Witten. Das Zentralabitur sorgt für bessere Noten, sagen die Wittener Schulleiter. Fast ein Drittel der Absolventen schafft einen Einserabschluss.

Ein knappes Drittel aller Abiturienten in Witten wird in diesen Tagen mit einem Notenschnitt in den neuen Lebensabschnitt starten, der mit einer Eins vorm Komma beginnt. Vor 20 Jahren schaffte das nur jeder oder jede Siebte, das belegen die Daten des NRW-Schulministeriums. Wie geht das? Wird das Abi immer einfacher?

Der Trend der vergangenen zwei Jahrzehnte zeigt: Die Abitur-Durchschnittsnoten haben sich im Schnitt verbessert. Haben Abiturientinnen und Abiturienten ihren Abschluss vor 20 Jahren im Schnitt mit der Note 2,76 gemacht, lag dieser 2021 bei 2,39 und und 2022 bei 2,42. Besonders deutlich wird der Notenanstieg bei den Zahlen für das „1er Abi“. 39 Wittener schafften solch einen guten Schnitt 2002, 2021 sind es 141, 2022 128. Auch den Abi-Schnitt von 1,0 schaffen 2002 nur zwei Kandidaten aus Witten, 2022 sind es zwölf.

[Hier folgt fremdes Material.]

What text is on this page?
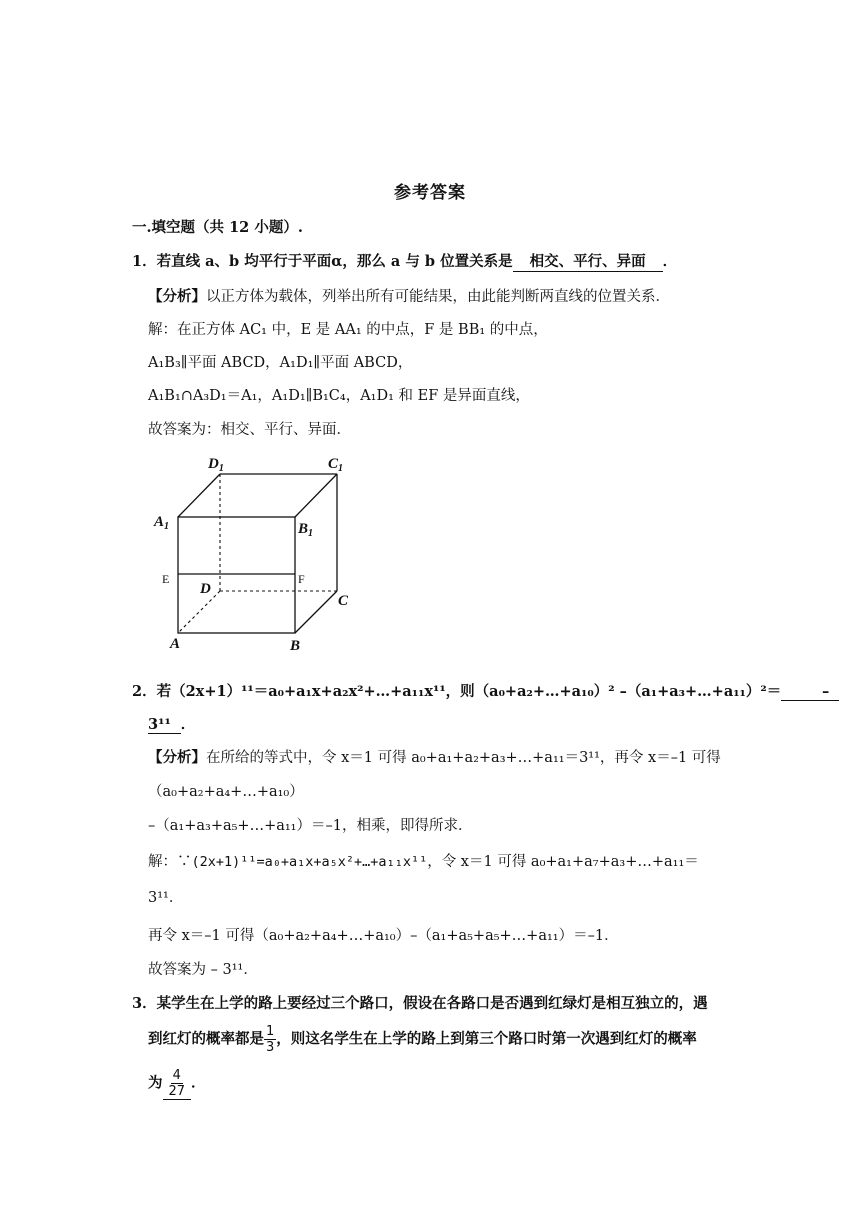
参考答案
一.填空题（共 12 小题）.
1．若直线 a、b 均平行于平面α，那么 a 与 b 位置关系是 相交、平行、异面 ．
【分析】以正方体为载体，列举出所有可能结果，由此能判断两直线的位置关系．
解：在正方体 AC₁ 中，E 是 AA₁ 的中点，F 是 BB₁ 的中点，
A₁B₃∥平面 ABCD，A₁D₁∥平面 ABCD，
A₁B₁∩A₃D₁＝A₁，A₁D₁∥B₁C₄，A₁D₁ 和 EF 是异面直线，
故答案为：相交、平行、异面．
$D_1$	$C_1$
$A_1$	$B_1$
D
C
A	B
E	F
2．若（2x+1）¹¹＝a₀+a₁x+a₂x²+…+a₁₁x¹¹，则（a₀+a₂+…+a₁₀）² –（a₁+a₃+…+a₁₁）²＝	–
3¹¹ ．
【分析】在所给的等式中，令 x＝1 可得 a₀+a₁+a₂+a₃+…+a₁₁＝3¹¹，再令 x＝–1 可得
（a₀+a₂+a₄+…+a₁₀）
–（a₁+a₃+a₅+…+a₁₁）＝–1，相乘，即得所求．
解：∵(2x+1)¹¹=a₀+a₁x+a₅x²+…+a₁₁x¹¹，令 x＝1 可得 a₀+a₁+a₇+a₃+…+a₁₁＝
3¹¹．
再令 x＝–1 可得（a₀+a₂+a₄+…+a₁₀）–（a₁+a₅+a₅+…+a₁₁）＝–1．
故答案为 – 3¹¹．
3．某学生在上学的路上要经过三个路口，假设在各路口是否遇到红绿灯是相互独立的，遇
到红灯的概率都是 $\frac{1}{3}$ ，则这名学生在上学的路上到第三个路口时第一次遇到红灯的概率
为 $\frac{4}{27}$ ．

Interessant auch: Insgesamt steigt die Zahl der Schülerinnen und Schüler, die das Abitur schaffen, deutlich. 2002 bestanden 253 die Prüfungen, 2022 469. Die Durchfallquote schwankt über all die Jahre. Beispiel: 2006 gab es kein Reifezeugnis für drei Pennäler, 2018 für 30.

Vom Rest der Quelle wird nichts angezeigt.